Lo scorso luglio, durante un’audizione al Parlamento europeo dedicata alla questione del lavoro minorile e della deforestazione nei settori del cacao e del caffè, Linda McAvan, presidente della commissione per lo Sviluppo, ha detto: «Noi europei, in quanto principali consumatori di cacao e di cioccolato, abbiamo una responsabilità su come funzionano le catene di approvvigionamento». Ha aggiunto che i deputati sono «molto preoccupati per le questioni relative al lavoro minorile, ma anche per l’impatto ambientale della deforestazione nelle foreste pluviali». Nel 2012 il Parlamento europeo aveva adottato una risoluzione che esortava la Commissione a esaminare delle misure per intervenire su questi problemi. Alla fine, però, la Commissione non aveva fatto nulla. Le parti interessate hanno ora chiesto di accelerare anche perché si avvicina la scadenza del 2025 per l’eliminazione del lavoro minorile contenuta nell’Agenda 2030 delle Nazioni Unite per lo sviluppo sostenibile.

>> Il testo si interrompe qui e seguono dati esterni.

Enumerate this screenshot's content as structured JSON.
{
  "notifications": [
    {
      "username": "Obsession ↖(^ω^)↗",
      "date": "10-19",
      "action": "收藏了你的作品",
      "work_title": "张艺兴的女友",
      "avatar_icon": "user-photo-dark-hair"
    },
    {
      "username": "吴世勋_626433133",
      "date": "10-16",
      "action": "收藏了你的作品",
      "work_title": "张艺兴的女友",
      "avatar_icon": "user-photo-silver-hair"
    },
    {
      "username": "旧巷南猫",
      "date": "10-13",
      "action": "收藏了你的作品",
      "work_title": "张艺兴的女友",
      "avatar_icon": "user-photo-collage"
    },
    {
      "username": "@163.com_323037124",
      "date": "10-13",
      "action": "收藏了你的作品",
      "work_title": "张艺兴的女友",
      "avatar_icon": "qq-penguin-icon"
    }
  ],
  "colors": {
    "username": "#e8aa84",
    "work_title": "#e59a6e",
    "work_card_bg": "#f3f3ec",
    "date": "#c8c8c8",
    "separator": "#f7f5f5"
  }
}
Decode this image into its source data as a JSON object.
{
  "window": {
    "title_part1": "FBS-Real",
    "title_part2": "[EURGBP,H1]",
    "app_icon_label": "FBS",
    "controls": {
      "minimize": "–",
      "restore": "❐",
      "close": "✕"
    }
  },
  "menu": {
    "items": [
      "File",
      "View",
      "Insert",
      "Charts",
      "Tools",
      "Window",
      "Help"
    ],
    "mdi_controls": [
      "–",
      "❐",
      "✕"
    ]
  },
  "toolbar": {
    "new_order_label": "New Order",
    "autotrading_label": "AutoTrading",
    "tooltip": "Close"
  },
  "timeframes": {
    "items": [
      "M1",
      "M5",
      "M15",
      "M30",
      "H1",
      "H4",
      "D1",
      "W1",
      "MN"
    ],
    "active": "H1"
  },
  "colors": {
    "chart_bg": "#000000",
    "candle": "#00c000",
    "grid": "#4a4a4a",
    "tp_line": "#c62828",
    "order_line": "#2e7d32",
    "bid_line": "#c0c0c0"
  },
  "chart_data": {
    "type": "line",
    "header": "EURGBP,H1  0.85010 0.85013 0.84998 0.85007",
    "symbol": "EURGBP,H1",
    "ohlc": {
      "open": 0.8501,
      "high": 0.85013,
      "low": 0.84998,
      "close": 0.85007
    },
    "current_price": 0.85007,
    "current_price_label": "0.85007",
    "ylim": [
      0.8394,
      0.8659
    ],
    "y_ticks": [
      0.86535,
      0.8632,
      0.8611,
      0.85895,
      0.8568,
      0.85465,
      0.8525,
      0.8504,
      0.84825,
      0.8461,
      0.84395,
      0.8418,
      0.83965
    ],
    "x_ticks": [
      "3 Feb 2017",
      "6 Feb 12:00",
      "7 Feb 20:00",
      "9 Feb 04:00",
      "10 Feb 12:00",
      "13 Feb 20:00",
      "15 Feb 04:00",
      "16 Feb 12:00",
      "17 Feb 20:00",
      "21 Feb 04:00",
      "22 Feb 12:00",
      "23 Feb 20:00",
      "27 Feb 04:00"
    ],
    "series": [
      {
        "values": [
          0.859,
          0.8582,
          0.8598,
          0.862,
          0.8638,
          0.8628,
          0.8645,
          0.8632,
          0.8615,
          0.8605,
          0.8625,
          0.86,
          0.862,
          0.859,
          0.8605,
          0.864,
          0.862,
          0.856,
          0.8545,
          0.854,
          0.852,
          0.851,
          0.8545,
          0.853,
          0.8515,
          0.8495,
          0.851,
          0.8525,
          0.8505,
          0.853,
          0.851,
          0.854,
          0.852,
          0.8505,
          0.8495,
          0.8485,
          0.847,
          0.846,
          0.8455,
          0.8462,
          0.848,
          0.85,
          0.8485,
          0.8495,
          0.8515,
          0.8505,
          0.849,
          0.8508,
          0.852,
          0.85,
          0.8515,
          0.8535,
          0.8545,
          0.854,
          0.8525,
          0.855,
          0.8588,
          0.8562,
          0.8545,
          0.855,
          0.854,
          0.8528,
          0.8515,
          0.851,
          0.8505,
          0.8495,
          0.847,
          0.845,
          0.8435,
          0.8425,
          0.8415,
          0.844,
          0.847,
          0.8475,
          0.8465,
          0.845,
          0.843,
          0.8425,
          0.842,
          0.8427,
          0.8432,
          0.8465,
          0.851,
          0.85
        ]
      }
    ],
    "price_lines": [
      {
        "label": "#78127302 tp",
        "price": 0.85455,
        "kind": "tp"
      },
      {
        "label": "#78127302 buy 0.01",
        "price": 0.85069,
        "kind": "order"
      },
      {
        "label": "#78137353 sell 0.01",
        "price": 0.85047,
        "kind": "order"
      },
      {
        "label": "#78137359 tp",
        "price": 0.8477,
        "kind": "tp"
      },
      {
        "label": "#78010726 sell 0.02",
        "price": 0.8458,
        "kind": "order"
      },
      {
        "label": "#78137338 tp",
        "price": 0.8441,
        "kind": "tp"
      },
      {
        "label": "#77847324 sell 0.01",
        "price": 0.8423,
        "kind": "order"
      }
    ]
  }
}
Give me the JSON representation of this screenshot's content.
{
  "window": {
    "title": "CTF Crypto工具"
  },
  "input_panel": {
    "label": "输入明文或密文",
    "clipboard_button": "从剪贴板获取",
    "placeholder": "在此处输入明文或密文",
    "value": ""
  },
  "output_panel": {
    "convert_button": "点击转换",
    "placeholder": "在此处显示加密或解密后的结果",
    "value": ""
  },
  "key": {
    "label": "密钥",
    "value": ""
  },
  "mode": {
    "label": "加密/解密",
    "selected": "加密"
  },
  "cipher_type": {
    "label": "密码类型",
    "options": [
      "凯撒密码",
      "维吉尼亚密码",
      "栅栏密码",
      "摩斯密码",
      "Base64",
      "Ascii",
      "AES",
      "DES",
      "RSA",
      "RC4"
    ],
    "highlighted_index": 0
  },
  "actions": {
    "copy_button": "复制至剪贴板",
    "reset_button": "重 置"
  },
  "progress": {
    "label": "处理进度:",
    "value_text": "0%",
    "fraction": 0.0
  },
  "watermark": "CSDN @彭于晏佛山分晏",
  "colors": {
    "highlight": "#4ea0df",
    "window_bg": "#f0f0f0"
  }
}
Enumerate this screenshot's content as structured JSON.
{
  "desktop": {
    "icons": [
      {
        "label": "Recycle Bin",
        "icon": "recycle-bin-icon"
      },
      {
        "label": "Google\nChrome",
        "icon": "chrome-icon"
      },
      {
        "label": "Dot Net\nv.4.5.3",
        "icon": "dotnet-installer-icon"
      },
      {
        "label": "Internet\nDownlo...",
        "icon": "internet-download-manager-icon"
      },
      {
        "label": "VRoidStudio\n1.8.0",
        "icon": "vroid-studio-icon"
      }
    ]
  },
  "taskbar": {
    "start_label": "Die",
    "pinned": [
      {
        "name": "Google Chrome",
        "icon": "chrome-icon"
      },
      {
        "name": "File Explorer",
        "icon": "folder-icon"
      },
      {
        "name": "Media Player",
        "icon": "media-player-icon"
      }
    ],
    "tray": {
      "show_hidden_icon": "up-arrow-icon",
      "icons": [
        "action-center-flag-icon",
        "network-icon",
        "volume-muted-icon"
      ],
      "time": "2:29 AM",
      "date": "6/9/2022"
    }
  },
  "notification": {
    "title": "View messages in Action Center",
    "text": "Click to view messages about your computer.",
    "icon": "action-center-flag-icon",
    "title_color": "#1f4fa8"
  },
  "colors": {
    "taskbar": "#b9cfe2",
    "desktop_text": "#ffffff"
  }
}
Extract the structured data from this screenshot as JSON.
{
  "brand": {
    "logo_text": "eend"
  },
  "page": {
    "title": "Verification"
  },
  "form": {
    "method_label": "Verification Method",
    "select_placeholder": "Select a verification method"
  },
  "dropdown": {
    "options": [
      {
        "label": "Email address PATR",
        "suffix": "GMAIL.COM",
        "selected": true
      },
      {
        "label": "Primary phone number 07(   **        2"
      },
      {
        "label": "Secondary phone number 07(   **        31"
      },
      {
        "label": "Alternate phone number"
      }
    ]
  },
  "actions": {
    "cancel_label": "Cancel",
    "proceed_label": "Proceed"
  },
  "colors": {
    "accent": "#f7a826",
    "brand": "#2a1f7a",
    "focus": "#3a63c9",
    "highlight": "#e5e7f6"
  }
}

Alcuni esperti hanno suggerito che un buon modello di intervento per regolamentare l’industria del cacao potrebbe assomigliare a quello del FLEGT, acronimo di Forest Law Enforcement, Governance and Trade, una serie di normative attraverso le quali l’Unione Europea è intervenuta sul problema del taglio illegale di legname e del commercio dei prodotti ad esso associato. Il FLEGT venne approvato nel 2003 e prevedeva la firma di una serie di accordi con i paesi che avevano accettato di combattere il disboscamento illegale, in cambio di un accesso facilitato al mercato europeo. Per affrontare in modo efficace la questione, l’Unione Europea dovrebbe stabilire degli standard obbligatori, anche per le aziende che dovrebbero a quel punto imporre nuove politiche al loro interno.

Una lavoratrice di cacao in Congo, novembre 2016 (Getty Images)

Qualsiasi misura sarà decisa, dovrà anche affrontare la questione della povertà, dicono le organizzazioni non governative. Molti agricoltori dell’Africa occidentale vivono al di sotto della soglia di povertà, il che significa che spesso non riescono ad assumere dei lavoratori adulti e si affidano ai propri figli e ad altri bambini. Per quanto riguarda i contadini che vivono nelle aree protette, andrà poi affrontata la questione del loro reinsediamento e del necessario sostegno alla ricerca di un nuovo modo di guadagnarsi da vivere.